Fortunately, a door opened and I was admitted to the Academy in June 2013.
As I embraced the Academy’s culture, community and curriculum, I was given three magical powders: Intellectual Liberation, Creativity and Entrepreneurial thinking. Starting from the founders to the Sodexo staff, everyone was constantly challenging my beliefs and pushing me to think out of the cage. I was soon forced to push myself out of my comfort zone, by attending conferences and by acting in plays such as Kimba and L’échange. Two years ago, I desired to change the Tunisian educational system, but that was never my first priority. Because of my experiences at ALA education reform is now a passion which I hope to make a career. And it is not just any career, it is a risky one. In fact, after my first year at ALA, I learnt that taking calculated risks is a necessity to fail, grow and succeed. This realization enabled me, last summer, to successfully pilot “Show me How you Teach”, a teacher training program for Tunisian educators. This was enabled by a sponsorship from the head of the best private engineering university in Tunis. For me to have achieved all these, I had to have supportive friends, inspiring teachers, and outstanding mentors. All of these people helped me look at life through different, colorful and hopeful lenses. As a result, I can feel this positive energy which keeps saying “YES” to the craziest ideas and the riskiest adventures.

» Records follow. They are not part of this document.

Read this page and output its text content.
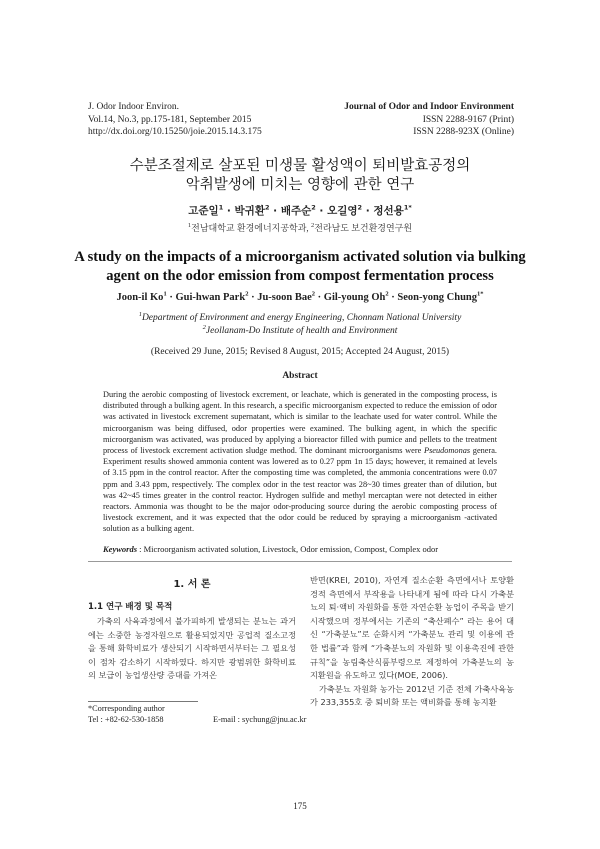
J. Odor Indoor Environ.
Vol.14, No.3, pp.175-181, September 2015
http://dx.doi.org/10.15250/joie.2015.14.3.175
Journal of Odor and Indoor Environment
ISSN 2288-9167 (Print)
ISSN 2288-923X (Online)
수분조절제로 살포된 미생물 활성액이 퇴비발효공정의
악취발생에 미치는 영향에 관한 연구
고준일$^1$ · 박귀환$^2$ · 배주순$^2$ · 오길영$^2$ · 정선용$^{1*}$
$^1$전남대학교 환경에너지공학과, $^2$전라남도 보건환경연구원
A study on the impacts of a microorganism activated solution via bulking
agent on the odor emission from compost fermentation process
Joon-il $Ko^1$ · Gui-hwan Park$^2$ · Ju-soon Bae$^2$ · Gil-young $Oh^2$ · Seon-yong Chung$^{1*}$
$^1$Department of Environment and energy Engineering, Chonnam National University
$^2$Jeollanam-Do Institute of health and Environment
(Received 29 June, 2015; Revised 8 August, 2015; Accepted 24 August, 2015)
Abstract

During the aerobic composting of livestock excrement, or leachate, which is generated in the composting process, is distributed through a bulking agent. In this research, a specific microorganism expected to reduce the emission of odor was activated in livestock excrement supernatant, which is similar to the leachate used for water control. While the microorganism was being diffused, odor properties were examined. The bulking agent, in which the specific microorganism was activated, was produced by applying a bioreactor filled with pumice and pellets to the treatment process of livestock excrement activation sludge method. The dominant microorganisms were Pseudomonas genera. Experiment results showed ammonia content was lowered as to 0.27 ppm 1n 15 days; however, it remained at levels of 3.15 ppm in the control reactor. After the composting time was completed, the ammonia concentrations were 0.07 ppm and 3.43 ppm, respectively. The complex odor in the test reactor was 28~30 times greater than of dilution, but was 42~45 times greater in the control reactor. Hydrogen sulfide and methyl mercaptan were not detected in either reactors. Ammonia was thought to be the major odor-producing source during the aerobic composting process of livestock excrement, and it was expected that the odor could be reduced by spraying a microorganism -activated solution as a bulking agent.

Keywords : Microorganism activated solution, Livestock, Odor emission, Compost, Complex odor
1. 서 론
1.1 연구 배경 및 목적

가축의 사육과정에서 불가피하게 발생되는 분뇨는 과거에는 소중한 농경자원으로 활용되었지만 공업적 질소고정을 통해 화학비료가 생산되기 시작하면서부터는 그 필요성이 점차 감소하기 시작하였다. 하지만 광범위한 화학비료의 보급이 농업생산량 증대를 가져온

반면(KREI, 2010), 자연계 질소순환 측면에서나 토양환경적 측면에서 부작용을 나타내게 됨에 따라 다시 가축분뇨의 퇴·액비 자원화를 통한 자연순환 농업이 주목을 받기 시작했으며 정부에서는 기존의 “축산폐수” 라는 용어 대신 “가축분뇨”로 순화시켜 “가축분뇨 관리 및 이용에 관한 법률”과 함께 “가축분뇨의 자원화 및 이용촉진에 관한 규칙”을 농림축산식품부령으로 제정하여 가축분뇨의 농지환원을 유도하고 있다(MOE, 2006).

가축분뇨 자원화 농가는 2012년 기준 전체 가축사육농가 233,355호 중 퇴비화 또는 액비화를 통해 농지환

*Corresponding author
Tel : +82-62-530-1858	E-mail : sychung@jnu.ac.kr
175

In March 2015, I was admitted to Davidson College in North Carolina as a Belk Scholar. As much as I am excited to attend an American university, I am more interested in understanding the Tunisian educational system in depth. Thus, I decided to take a gap year to run two more Show Me How you Teach pilots and collect more data. I am also hoping to spend time in Slovakia and contribute in the building of the entrepreneurial Leadership curriculum at LEAF under the mentorship of my former College Guidance Counselor, Mr. Chris Cheney. The other day, I called my mom and shared with her these plans, she hesitantly said “Mariem, this sounds so scary and uncertain. What will you be in the future?” I happily replied “Mum, if I knew I wouldn’t be as excited and happy as I am today. So bear with me.”

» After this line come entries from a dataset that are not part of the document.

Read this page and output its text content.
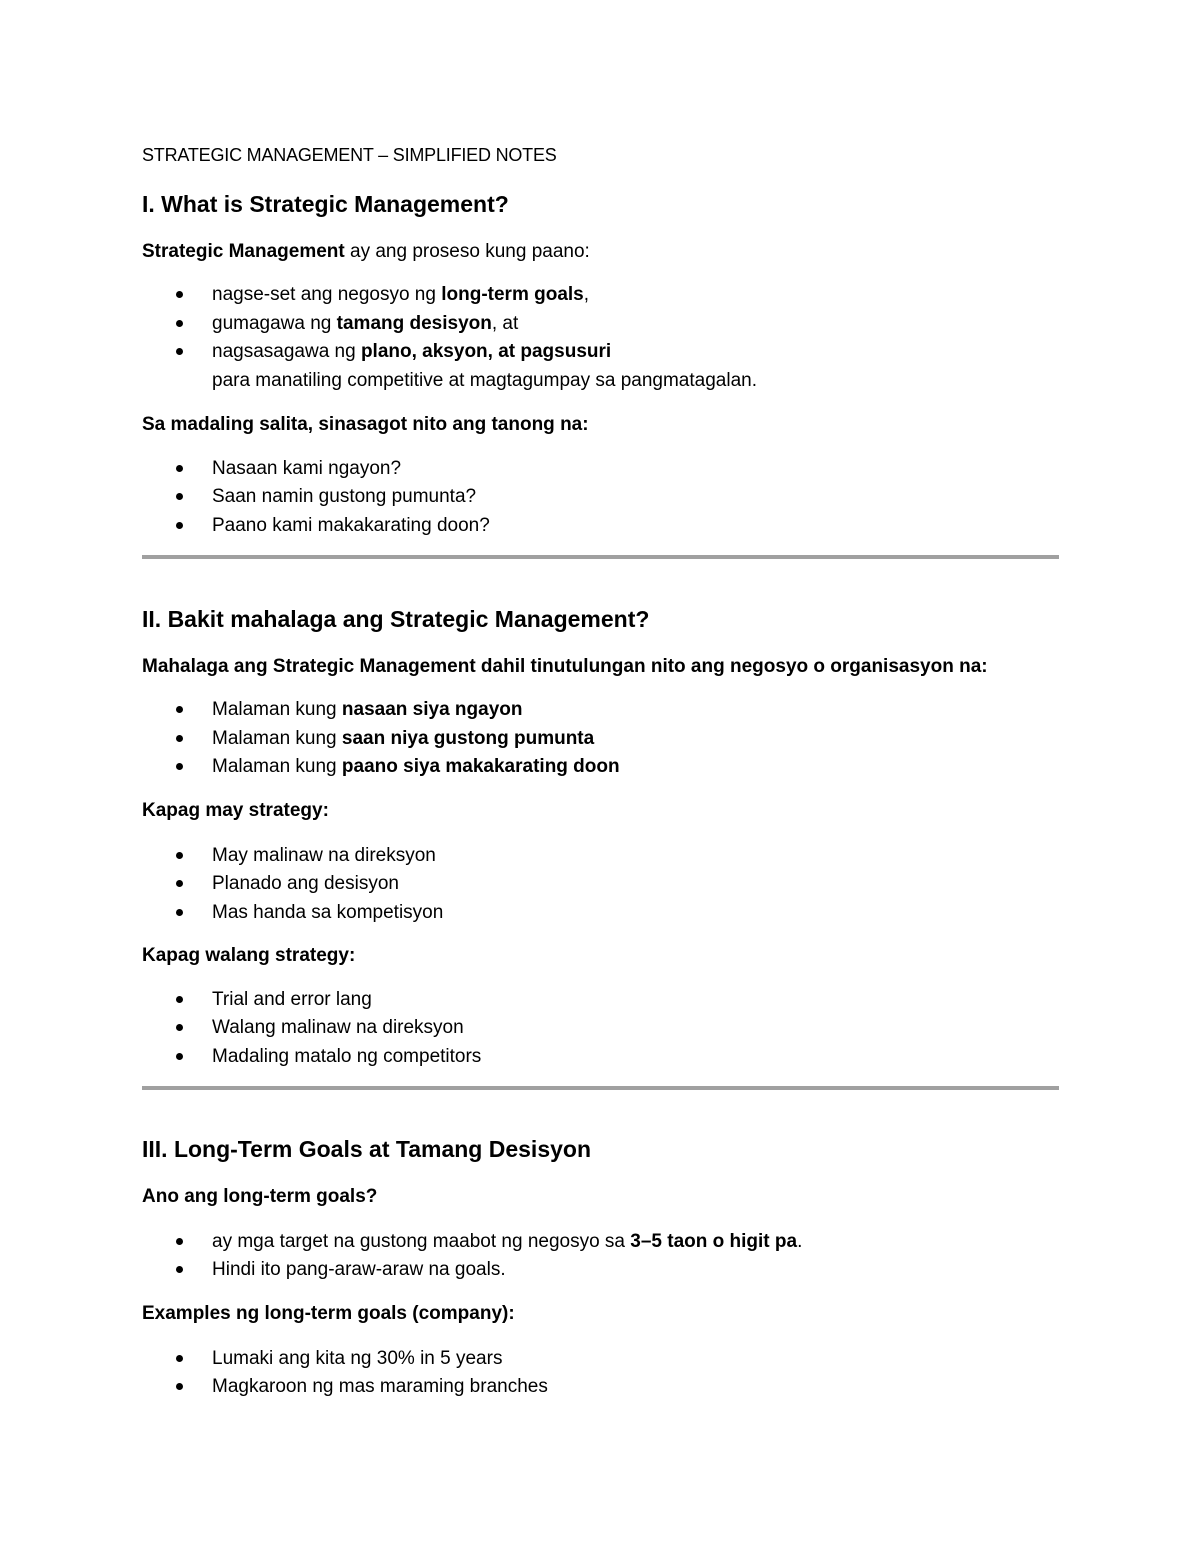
STRATEGIC MANAGEMENT – SIMPLIFIED NOTES
I. What is Strategic Management?
Strategic Management ay ang proseso kung paano:
nagse-set ang negosyo ng long-term goals,
gumagawa ng tamang desisyon, at
nagsasagawa ng plano, aksyon, at pagsusuri
para manatiling competitive at magtagumpay sa pangmatagalan.
Sa madaling salita, sinasagot nito ang tanong na:
Nasaan kami ngayon?
Saan namin gustong pumunta?
Paano kami makakarating doon?
II. Bakit mahalaga ang Strategic Management?
Mahalaga ang Strategic Management dahil tinutulungan nito ang negosyo o organisasyon na:
Malaman kung nasaan siya ngayon
Malaman kung saan niya gustong pumunta
Malaman kung paano siya makakarating doon
Kapag may strategy:
May malinaw na direksyon
Planado ang desisyon
Mas handa sa kompetisyon
Kapag walang strategy:
Trial and error lang
Walang malinaw na direksyon
Madaling matalo ng competitors
III. Long-Term Goals at Tamang Desisyon
Ano ang long-term goals?
ay mga target na gustong maabot ng negosyo sa 3–5 taon o higit pa.
Hindi ito pang-araw-araw na goals.
Examples ng long-term goals (company):
Lumaki ang kita ng 30% in 5 years
Magkaroon ng mas maraming branches
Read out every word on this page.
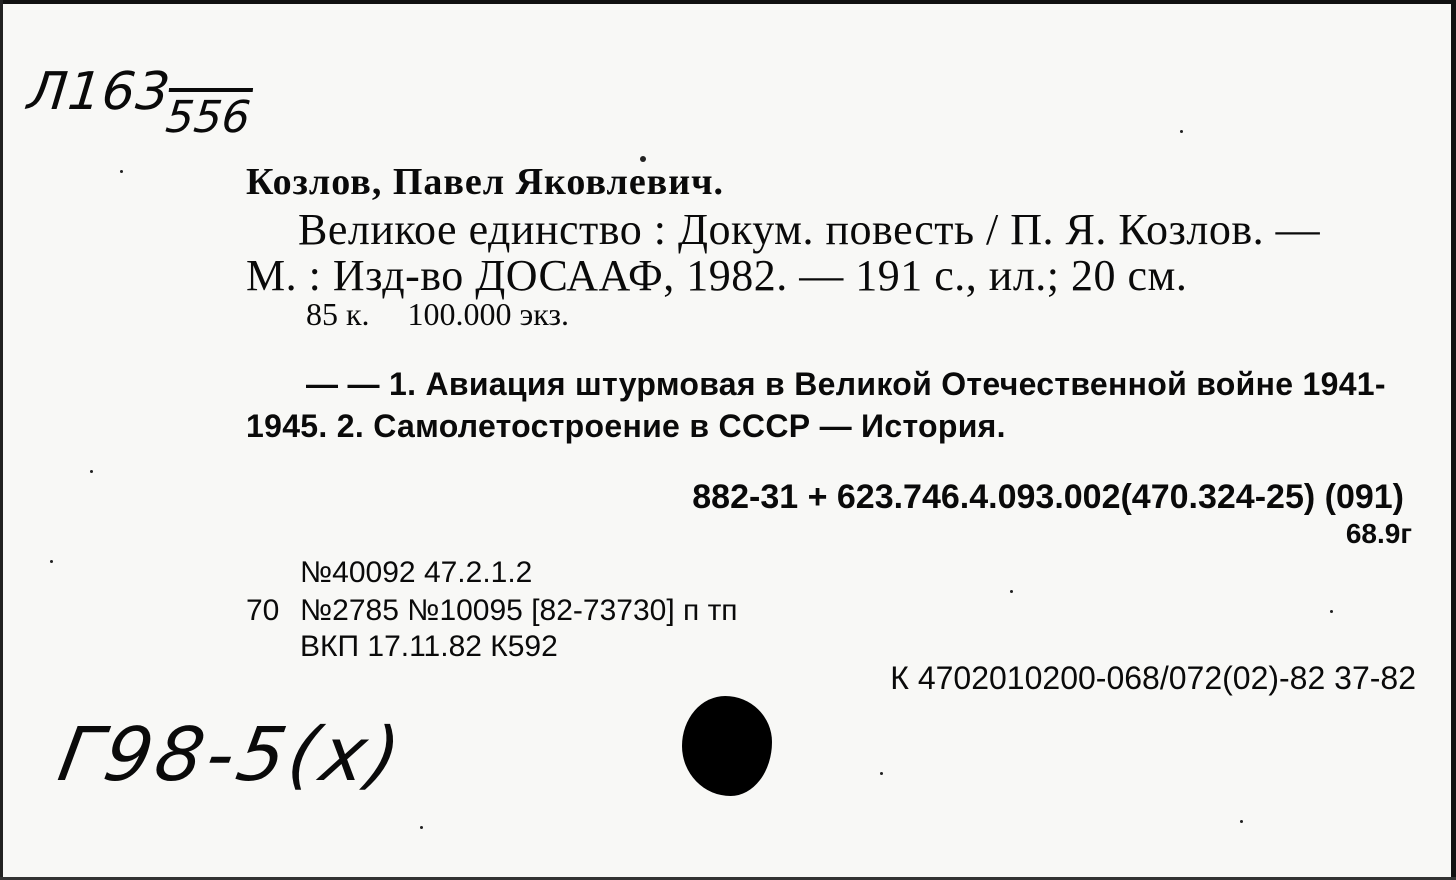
Л163
556
Козлов, Павел Яковлевич.
Великое единство : Докум. повесть / П. Я. Козлов. —
М. : Изд-во ДОСААФ, 1982. — 191 с., ил.; 20 см.
85 к. 100.000 экз.
— — 1. Авиация штурмовая в Великой Отечественной войне 1941-
1945. 2. Самолетостроение в СССР — История.
882-31 + 623.746.4.093.002(470.324-25) (091)
68.9г
№40092 47.2.1.2
70 №2785 №10095 [82-73730] п тп
ВКП 17.11.82 К592
К 4702010200-068/072(02)-82 37-82
Г98-5(х)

On this note, I wish to say Thank you. Thank you for believing in the seemingly crazy dreams of Fred Swaniker, Chris Bradford, Acha Leke and Peter Moumbar. Thank you for supporting my classmates and I as we journeyed through the Academy, learning, failing, and discovering solutions to Africa’s problems. Lastly, thank you for trusting us as African leaders to bring change in our home countries and on the African continent. I leave no empty promises, no illusions of hope, just three words: Wait and see.